Zayac and Palmantier highlighted the current situation of the CNC campus, adding that the status quo will fracture the community even further.

They pointed out that CNC had an average of 84 staff members between 2007 and 2013, and that the latest estimate in 2016 is 23. When it comes to student enrolment, the 2007 to 2013 average was 377 full time equivalent students. Now, the estimate is 40.

They also pointed out that the number and level of programs and services available in the community have been greatly reduced for the most marginalized members of the community.

“Over the past two years there have been numerous changes at the campus that resulted in the loss of educational programs and services, negative social and economic outcomes for vulnerable families, as well as decrease of economic stability in the community.”

Zayac said Burns Lake is not the only community in the province struggling with these issues and that other communities have had similar discussions with the provincial government.

“These are issues across the province and not just Burns Lake. There’s an opportunity for this community to be at the forefront of these discussions and develop a model that works for the community and a model that could be replicated in other communities as well.”

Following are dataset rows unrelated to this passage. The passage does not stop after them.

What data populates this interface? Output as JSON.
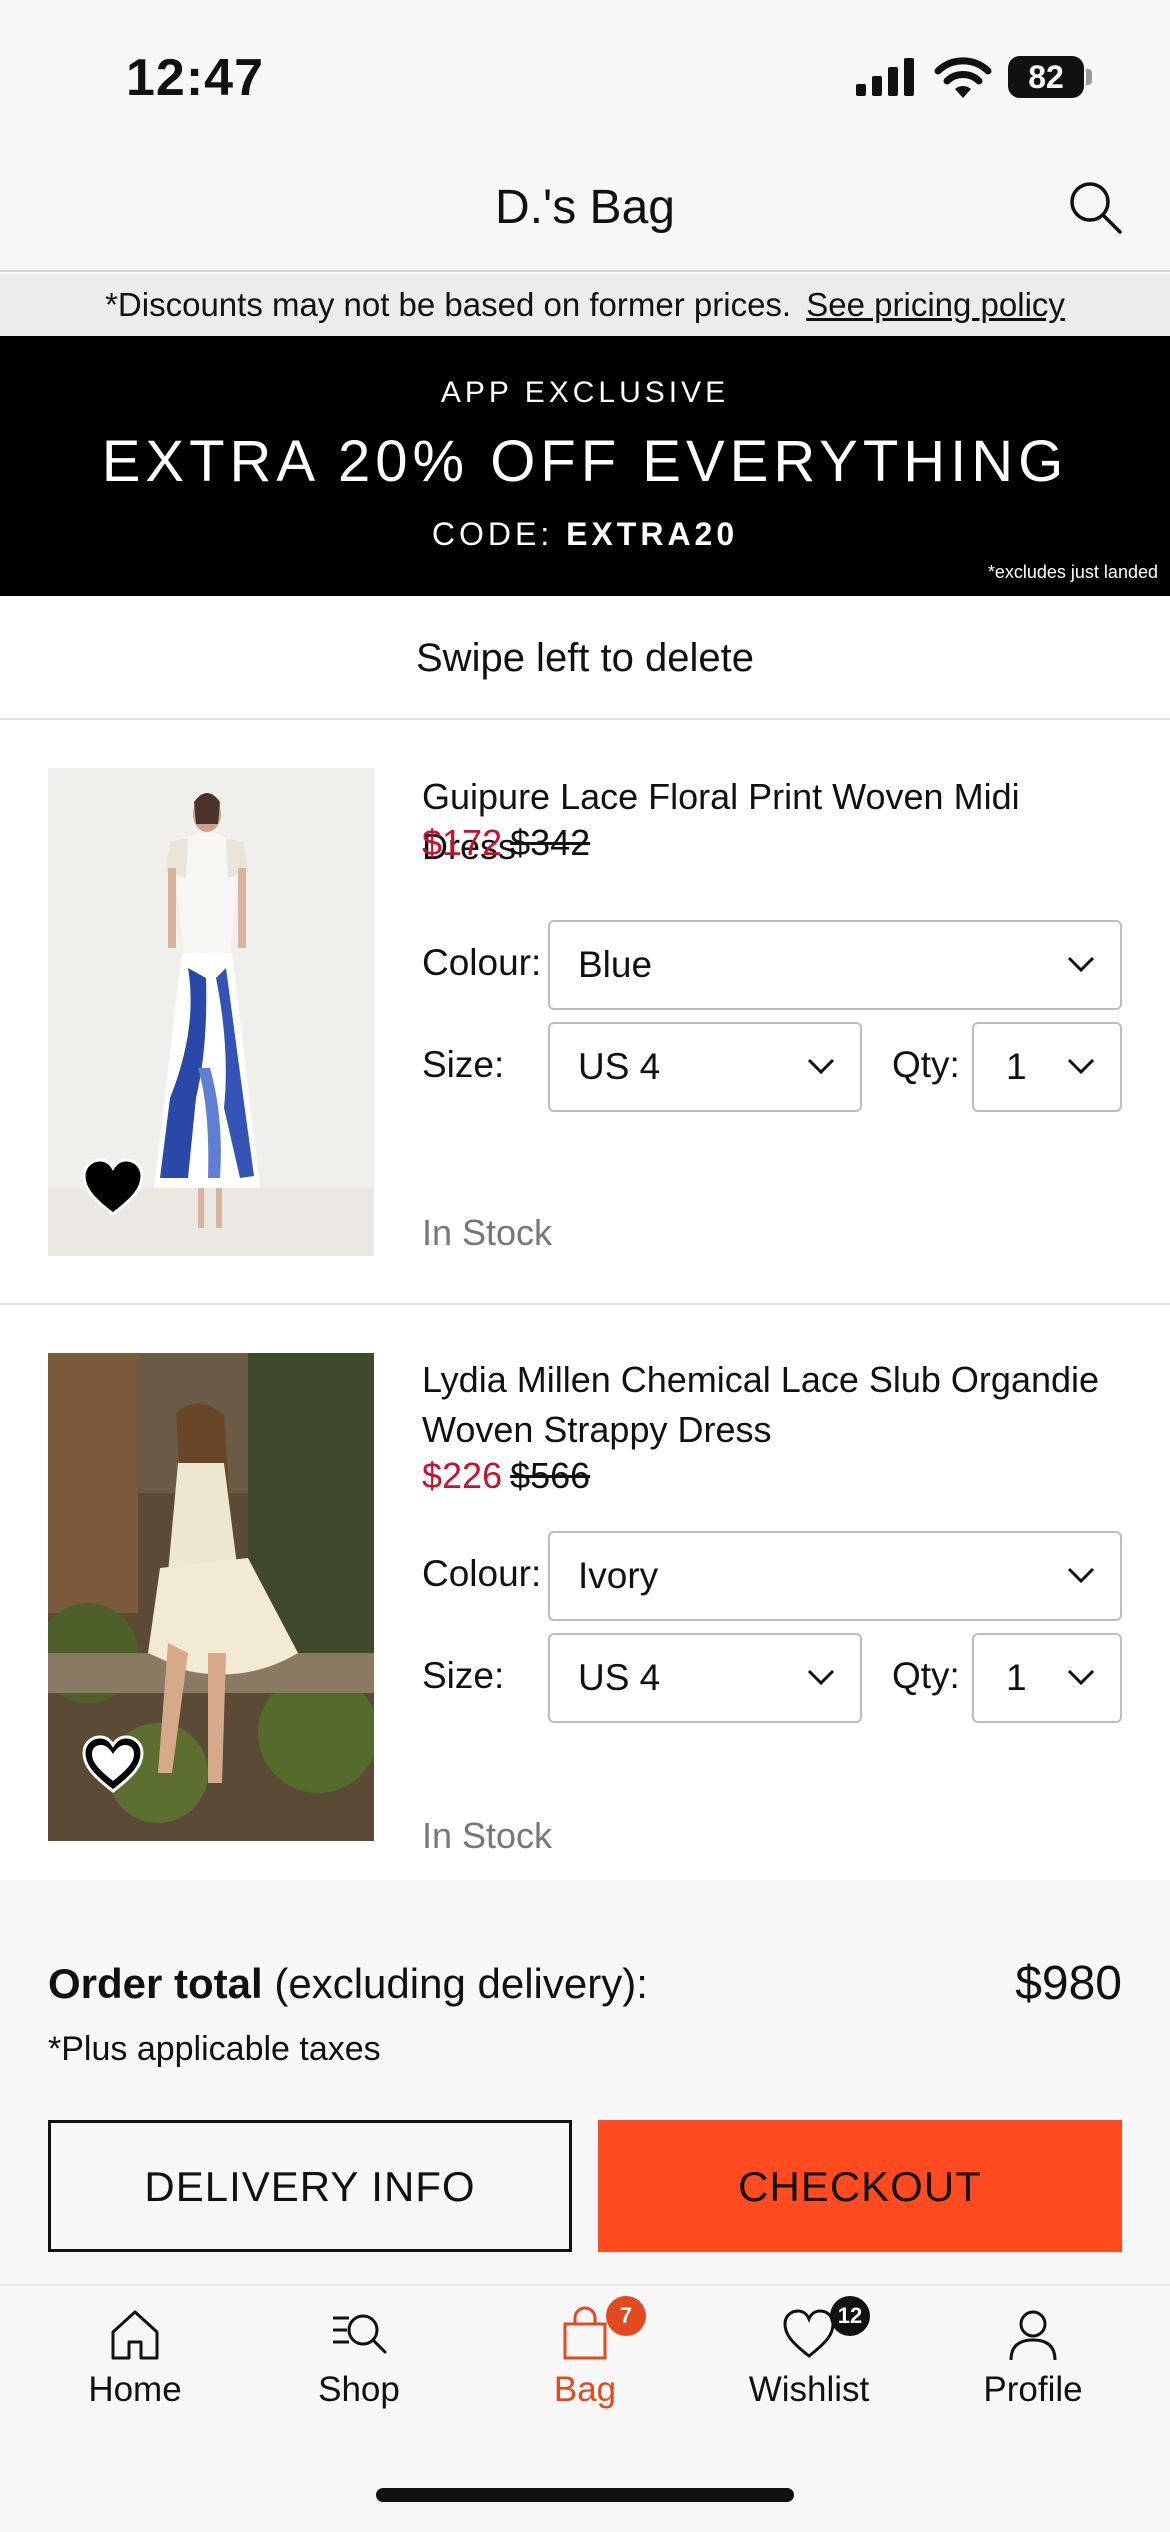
{
  "status_bar": {
    "time": "12:47",
    "battery": "82"
  },
  "header": {
    "title": "D.'s Bag"
  },
  "disclaimer": {
    "text": "*Discounts may not be based on former prices.",
    "link": "See pricing policy"
  },
  "promo": {
    "eyebrow": "APP EXCLUSIVE",
    "headline": "EXTRA 20% OFF EVERYTHING",
    "code_label": "CODE:",
    "code": "EXTRA20",
    "note": "*excludes just landed"
  },
  "swipe_hint": "Swipe left to delete",
  "items": [
    {
      "name": "Guipure Lace Floral Print Woven Midi Dress",
      "price_now": "$172",
      "price_was": "$342",
      "colour_label": "Colour:",
      "colour": "Blue",
      "size_label": "Size:",
      "size": "US 4",
      "qty_label": "Qty:",
      "qty": "1",
      "stock": "In Stock",
      "wishlisted": true
    },
    {
      "name": "Lydia Millen Chemical Lace Slub Organdie Woven Strappy Dress",
      "price_now": "$226",
      "price_was": "$566",
      "colour_label": "Colour:",
      "colour": "Ivory",
      "size_label": "Size:",
      "size": "US 4",
      "qty_label": "Qty:",
      "qty": "1",
      "stock": "In Stock",
      "wishlisted": false
    }
  ],
  "summary": {
    "total_label_bold": "Order total",
    "total_label_rest": "(excluding delivery):",
    "total": "$980",
    "tax_note": "*Plus applicable taxes",
    "delivery_button": "DELIVERY INFO",
    "checkout_button": "CHECKOUT"
  },
  "tabbar": {
    "tabs": [
      {
        "label": "Home",
        "icon": "home-icon"
      },
      {
        "label": "Shop",
        "icon": "shop-search-icon"
      },
      {
        "label": "Bag",
        "icon": "bag-icon",
        "badge": "7",
        "active": true
      },
      {
        "label": "Wishlist",
        "icon": "heart-icon",
        "badge": "12"
      },
      {
        "label": "Profile",
        "icon": "profile-icon"
      }
    ]
  },
  "colors": {
    "accent": "#ff4b1f",
    "sale": "#c8102e",
    "bag_badge": "#e14a1f",
    "wishlist_badge": "#111111"
  }
}
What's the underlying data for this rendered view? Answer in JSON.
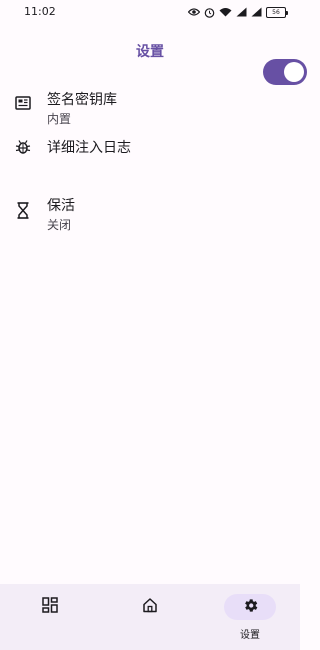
{
  "status_bar": {
    "time": "11:02",
    "icons": [
      "eye-icon",
      "alarm-icon",
      "wifi-icon",
      "signal-icon",
      "signal-icon",
      "battery-icon"
    ],
    "battery_level": "56"
  },
  "header": {
    "title": "设置"
  },
  "settings": {
    "items": [
      {
        "icon": "keystore-icon",
        "title": "签名密钥库",
        "subtitle": "内置"
      },
      {
        "icon": "bug-icon",
        "title": "详细注入日志",
        "toggle_on": true
      },
      {
        "icon": "hourglass-icon",
        "title": "保活",
        "subtitle": "关闭"
      }
    ]
  },
  "bottom_nav": {
    "items": [
      {
        "icon": "grid-icon",
        "label": "",
        "active": false
      },
      {
        "icon": "home-icon",
        "label": "",
        "active": false
      },
      {
        "icon": "gear-icon",
        "label": "设置",
        "active": true
      }
    ]
  },
  "colors": {
    "accent": "#6750a4",
    "background": "#fffbfe",
    "nav_background": "#f3edf7",
    "active_pill": "#e8def8"
  }
}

Not taking action right now would result in even more negative consequences for Burns Lake, said Zayac.

“If we look at the status quo, there’s going to continue to be a limited number of accredited programs offered in our community and students are going to continue to go outside of the community to find these programs,” he said. “The high cost of delivery makes the campus vulnerable for further cuts.”

“There’s also a chance that this kind of arrangement will be offered outside of our community in places such as Fort St. James,” he continued. “If that does happen, it will mean a greater disadvantage to students in our area – they will have to travel outside of our community to get post-secondary education and it’s a real economic loss for our community and our region.”

“There’s likely going to be changes in post-secondary education and we want to be at the table,” he added. “We’re looking for a sustainable future and we’re concerned about the long-term viability of post-secondary education in the community.”

According to RPEC, if they are successful in receiving a base budget of $3 million from the province, it would be enough to support 300 students with room to grow with cost-recovery programs.

“This would be well over $1 million in salaries that would be earned by local staff, people spending money in this community, paying taxes in this community,” he said. “We really do have a unique opportunity here and it would be a shame to miss that opportunity.”

When asked what would happen to current staff at CNC if NVIT takes over their campus, Zayac said NVIT will offer employment opportunities for existing CNC staff. However, NVIT hasn’t made any commitments so far.

“It’s too early for that [commitment],” said Zayac. “Its’ a big concern for us, and we’ve had conversation with NVIT about that.”

However, Zayac said it would be up to the province to drive the transition process.

“We are leaving it up to the province to make that transition.”

What CNC had to say

Lakes District News asked College of New Caledonia (CNC) president Henry Reiser if he was aware of the changes proposed by the rural post-secondary education committee (RPEC) and if CNC would help facilitate the transition if RPEC is successful in their proposal.

“Our energy is focused on continuing to engage with CNC staff, First Nations, students, community members, organizations and elected officials within Burns Lake as they inform our educational planning process,” said Reiser.

“The College of New Caledonia has provided post-secondary learning opportunities to the people of north central B.C. for 48 years,” he continued. “Our roots are deep in the communities we serve. Our commitment to deliver relevant, high-quality education to all residents of Burns Lake remains steadfast.”

 

“We are excited about the future for CNC Burns Lake campus which is incredibly bright with local leadership provided through our new regional principal Corinne George and our educational investments in extensions of learning through our digital delivery instruction initiative,” he added.